SUBSCRIBE
Newsletter

Newsletter 396

Published June 28, 2021
Health care in NSW is on life support

This week I was forced to reflect on a great banal truth of human nature: we rarely have strong feelings about a subject that doesn’t impact directly on our own lives. This is one of the reasons it’s been so difficult to sell the message about climate change which remains an entirely abstract proposition to most people – or at least until they lose everything in a bushfire or a flood.

It’s also the most basic reason people don’t care much about unemployent when they’re gainfully employed; about education when they don’t have a student debt; about house prices when they’re settled and the mortgage is paid off; about wars in foreign countries, which are only seen on TV, and so on. It’s this basic self-centredness that allows sinister hypocrites such as Scummo to let health, education and environmental problems fester while we are reassured, time and again, that everything is just beaut!

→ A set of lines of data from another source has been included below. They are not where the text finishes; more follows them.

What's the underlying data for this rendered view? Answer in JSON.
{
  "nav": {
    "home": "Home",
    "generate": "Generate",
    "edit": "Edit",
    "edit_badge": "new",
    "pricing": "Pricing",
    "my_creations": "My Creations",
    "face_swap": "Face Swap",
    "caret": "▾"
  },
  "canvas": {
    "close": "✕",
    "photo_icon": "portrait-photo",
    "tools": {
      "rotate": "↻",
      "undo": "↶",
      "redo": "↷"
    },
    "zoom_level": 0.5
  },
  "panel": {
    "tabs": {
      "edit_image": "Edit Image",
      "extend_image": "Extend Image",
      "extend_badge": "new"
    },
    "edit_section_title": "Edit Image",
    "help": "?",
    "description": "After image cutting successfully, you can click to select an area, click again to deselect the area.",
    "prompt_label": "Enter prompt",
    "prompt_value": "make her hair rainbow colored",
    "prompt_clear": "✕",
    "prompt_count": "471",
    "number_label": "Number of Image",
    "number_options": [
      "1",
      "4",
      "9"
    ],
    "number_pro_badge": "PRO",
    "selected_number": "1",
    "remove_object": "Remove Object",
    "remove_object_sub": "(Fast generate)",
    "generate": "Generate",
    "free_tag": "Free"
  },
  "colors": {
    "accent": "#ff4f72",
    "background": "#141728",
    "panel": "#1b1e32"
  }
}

I realised I’ve never thought much about the state of health care in this country and in NSW, although I had a vague idea it was going down the drain. This week, however, I find myself stranded in the Hunter Valley attending to a family medical emergency while Sydney goes into another COVID lockdown. What have I seen at close quarters? Unbelievable negligence and complacency among GPs in my home town; a conscientious doctor who was shocked at what he saw and has taken personal charge of the case; public hospitals in which some staff seem good-hearted and committed, but far too many are ignorant, careless and downright rude; inedible hospital food that was cooked three months ago by the cheapest tenderer, and reheated for patients.

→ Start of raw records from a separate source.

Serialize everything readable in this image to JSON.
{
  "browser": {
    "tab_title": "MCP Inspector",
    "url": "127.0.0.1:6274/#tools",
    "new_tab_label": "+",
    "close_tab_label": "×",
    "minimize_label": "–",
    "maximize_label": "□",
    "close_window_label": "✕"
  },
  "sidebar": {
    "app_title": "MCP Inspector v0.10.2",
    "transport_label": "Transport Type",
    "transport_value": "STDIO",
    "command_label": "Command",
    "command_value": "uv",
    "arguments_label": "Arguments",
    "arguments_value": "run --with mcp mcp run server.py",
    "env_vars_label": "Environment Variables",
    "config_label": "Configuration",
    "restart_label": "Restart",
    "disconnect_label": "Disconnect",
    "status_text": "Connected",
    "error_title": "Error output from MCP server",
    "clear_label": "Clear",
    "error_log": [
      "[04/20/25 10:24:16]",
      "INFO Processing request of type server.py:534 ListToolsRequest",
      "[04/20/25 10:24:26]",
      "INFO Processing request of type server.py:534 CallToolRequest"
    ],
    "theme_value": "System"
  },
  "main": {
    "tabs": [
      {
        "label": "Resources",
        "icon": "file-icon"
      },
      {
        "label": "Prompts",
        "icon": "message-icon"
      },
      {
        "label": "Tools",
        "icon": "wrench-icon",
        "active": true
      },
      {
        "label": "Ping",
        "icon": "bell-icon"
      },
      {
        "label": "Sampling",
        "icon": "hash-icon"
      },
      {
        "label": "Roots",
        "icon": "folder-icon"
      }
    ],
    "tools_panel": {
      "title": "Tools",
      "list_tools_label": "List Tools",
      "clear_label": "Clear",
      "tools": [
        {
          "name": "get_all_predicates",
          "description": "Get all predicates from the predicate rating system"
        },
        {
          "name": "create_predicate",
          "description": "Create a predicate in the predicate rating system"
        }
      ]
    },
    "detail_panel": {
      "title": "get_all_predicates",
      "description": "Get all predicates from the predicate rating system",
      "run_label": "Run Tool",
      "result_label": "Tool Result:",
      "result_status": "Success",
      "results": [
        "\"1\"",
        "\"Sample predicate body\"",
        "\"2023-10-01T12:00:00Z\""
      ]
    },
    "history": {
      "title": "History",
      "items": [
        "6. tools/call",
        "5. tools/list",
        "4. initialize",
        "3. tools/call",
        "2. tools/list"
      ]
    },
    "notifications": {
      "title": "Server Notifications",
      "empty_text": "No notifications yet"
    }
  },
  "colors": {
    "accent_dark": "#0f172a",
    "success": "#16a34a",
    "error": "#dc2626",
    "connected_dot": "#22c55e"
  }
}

I could go on, but it’s horribly depressing. I don’t believe that most GPs and hospital staff are bad people, rather they are testimony to what happens when the health care system is starved of resources and forced into cost-cutting measures. Morale plunges, quality of service diminishes, mistakes are multiplied, patients are viewed as “types”, with some judged more expendable than others. For patients without cars, transport from home to some distant hospital is an utter nightmare, reliant on elderly voluteers who can’t work long hours.

That, in a nutshell, is why the newsletter is so late this week. I’ve been on hospital duty in the bush.

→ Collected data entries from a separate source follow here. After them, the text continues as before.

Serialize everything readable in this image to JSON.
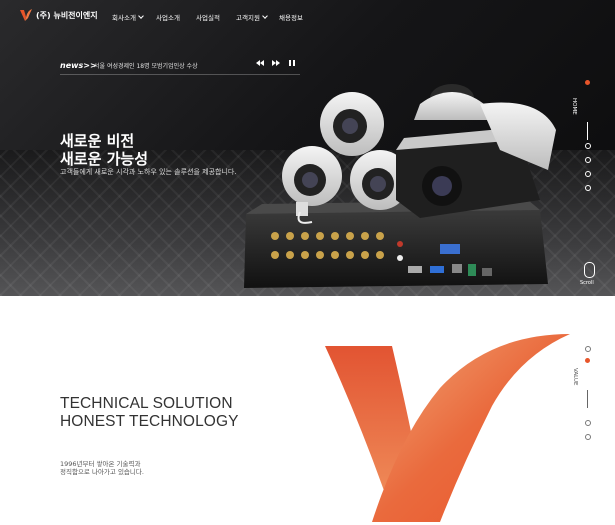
{
  "header": {
    "company_name": "(주) 뉴비전이엔지",
    "menu": [
      {
        "label": "회사소개",
        "has_dropdown": true
      },
      {
        "label": "사업소개",
        "has_dropdown": false
      },
      {
        "label": "사업실적",
        "has_dropdown": false
      },
      {
        "label": "고객지원",
        "has_dropdown": true
      },
      {
        "label": "채용정보",
        "has_dropdown": false
      }
    ]
  },
  "news": {
    "label": "news>>",
    "headline": "서울 여성경제인 18명 모범기업인상 수상",
    "controls": [
      "prev-icon",
      "next-icon",
      "pause-icon"
    ]
  },
  "hero": {
    "title_line1": "새로운 비전",
    "title_line2": "새로운 가능성",
    "subtitle": "고객들에게 새로운 시각과 노하우 있는 솔루션을 제공합니다.",
    "side_label": "HOME",
    "scroll_label": "Scroll"
  },
  "value": {
    "title_line1": "TECHNICAL SOLUTION",
    "title_line2": "HONEST TECHNOLOGY",
    "sub_line1": "1996년부터 쌓아온 기술력과",
    "sub_line2": "정직함으로 나아가고 있습니다.",
    "side_label": "VALUE"
  },
  "colors": {
    "accent": "#e8552a",
    "logo_gradient_top": "#e9603a",
    "logo_gradient_bottom": "#f3a06a"
  }
}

It’s an irony of sorts that the movie being reviewed this time around is The Mole Agent, an unorthodox Chilean documentary about an 83-year-old man who is sent into an old people’s home to investigate the quality of care being doled out to one of the inmates. It’s a bizarre, funny and ultimately touching film that lays bare the facts of old age to those of us who might prefer not to think of such things.

The art column is my latest, and hopefully final excursion into Archibald Prize season, in the form of a review of the AGNSW’s historical exhibition, Archie 100. As ever, there are good points and bad points to the gallery’s enterprise, but I still believe that bad sight of the week is the ABC’s 3-part documentary on the Archibald. As someone who has grown up with the ABC, and has had many friends and acquaintances within the ranks, I don’t recognise the awful, trendy, superficial dross that now passes for arts coverage. Let’s hope current affairs never goes down that path… or has it gone there already? Annabel Crabb was once a political journalist before she began cooking cakes and dressing up like a character in a pantomime. Rachel Maddow from MSNBC writes a gripping investigative book about the oil industry, Leigh Sales fom 7.30, writes a book about herself…

I better stop there and stick to my own turf. The only point I would emphasise is that no matter what the subject – health care, politics or the visual arts, it needs to be approached about with a degree of care, expertise and scepticism that does justice to the reader or viewer’s intelligence. Stupidity is a permanent pandemic that doesn’t require taxpayer-funded superspreaders.